Certains métiers pourraient sortir revalorisés de la crise du coronavirus, d’autres disparaître, tant cet événement planétaire remet en cause l’organisation du travail, sa valeur et son sens, estiment des spécialistes interrogés par l’AFP. « Je crains que l’on revienne au business as usual dès que la crise sera passée mais elle va néanmoins donner des armes à tous ceux qui réclament depuis des années un changement », pense Dominique Méda, directrice de l’Institut de recherche en sciences sociales (Paris Dauphine). « Aujourd’hui, la distinction est claire entre les métiers dont nous avons un besoin vital et les autres. Cela nous fait réfléchir à notre fonction, notre vocation dans la société. L’idée de secteurs ou métiers essentiels va sans doute faire son chemin », ajoute-t-elle.

Pour Jean-Claude Delgènes, économiste et directeur général du cabinet de prévention des risques professionnels Technologia, cette situation inédite, où « il est question de mort », va conduire à « revaloriser tous les métiers de la prévention, de l’anticipation », comme « ceux de la santé et de la sécurité qui seront portés par ceux du numérique ». Pour ce spécialiste des crises sanitaires et sociales au travail, certains métiers « retrouveront une grande aura ». Ceux « à vocation auront un plus grand avenir que ceux alimentaires, subis ».

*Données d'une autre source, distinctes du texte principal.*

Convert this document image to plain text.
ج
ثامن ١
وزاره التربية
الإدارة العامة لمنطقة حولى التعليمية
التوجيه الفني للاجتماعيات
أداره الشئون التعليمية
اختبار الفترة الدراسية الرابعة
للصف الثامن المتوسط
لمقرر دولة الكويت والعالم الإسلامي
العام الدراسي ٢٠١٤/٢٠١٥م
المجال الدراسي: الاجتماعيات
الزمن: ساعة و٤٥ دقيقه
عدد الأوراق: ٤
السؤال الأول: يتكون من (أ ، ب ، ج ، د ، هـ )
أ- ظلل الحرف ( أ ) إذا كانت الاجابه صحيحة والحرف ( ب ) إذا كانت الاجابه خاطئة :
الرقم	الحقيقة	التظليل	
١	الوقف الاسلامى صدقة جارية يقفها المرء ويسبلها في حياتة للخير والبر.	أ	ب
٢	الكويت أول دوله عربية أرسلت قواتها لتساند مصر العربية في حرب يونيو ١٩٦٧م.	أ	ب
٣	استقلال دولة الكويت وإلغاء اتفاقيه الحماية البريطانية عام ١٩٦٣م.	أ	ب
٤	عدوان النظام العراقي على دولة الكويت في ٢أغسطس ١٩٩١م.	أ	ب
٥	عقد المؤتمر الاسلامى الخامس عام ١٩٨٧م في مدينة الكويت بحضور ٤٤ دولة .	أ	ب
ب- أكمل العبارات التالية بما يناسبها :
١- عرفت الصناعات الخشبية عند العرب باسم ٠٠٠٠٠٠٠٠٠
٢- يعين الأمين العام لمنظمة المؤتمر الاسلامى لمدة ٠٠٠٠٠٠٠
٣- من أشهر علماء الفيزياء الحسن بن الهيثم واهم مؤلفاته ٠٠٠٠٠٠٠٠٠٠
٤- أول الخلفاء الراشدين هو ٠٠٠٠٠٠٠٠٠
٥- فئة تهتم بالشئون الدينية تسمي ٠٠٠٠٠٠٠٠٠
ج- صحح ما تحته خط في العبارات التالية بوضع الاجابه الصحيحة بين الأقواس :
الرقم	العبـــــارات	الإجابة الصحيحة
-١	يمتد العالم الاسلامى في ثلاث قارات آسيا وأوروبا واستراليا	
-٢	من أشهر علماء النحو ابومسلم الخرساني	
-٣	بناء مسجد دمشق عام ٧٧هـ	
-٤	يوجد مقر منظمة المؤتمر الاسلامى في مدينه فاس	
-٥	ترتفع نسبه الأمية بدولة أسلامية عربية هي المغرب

Un certain nombre de professions devraient en sortir revalorisées socialement et même financièrement, notamment les soignants et les professions qui ont été au front, confirme la sociologue Dominique Méda. A contrario, elle prévoit « une très forte remise en cause des secteurs et métiers exclusivement tournés vers le profit » et la fin du « productivisme et consumérisme ». Et en effet, dans l’enquête de ViaVoice, 69 % des personnes interrogées estiment qu’il faut ralentir le productivisme et la recherche perpétuelle de rentabilité.  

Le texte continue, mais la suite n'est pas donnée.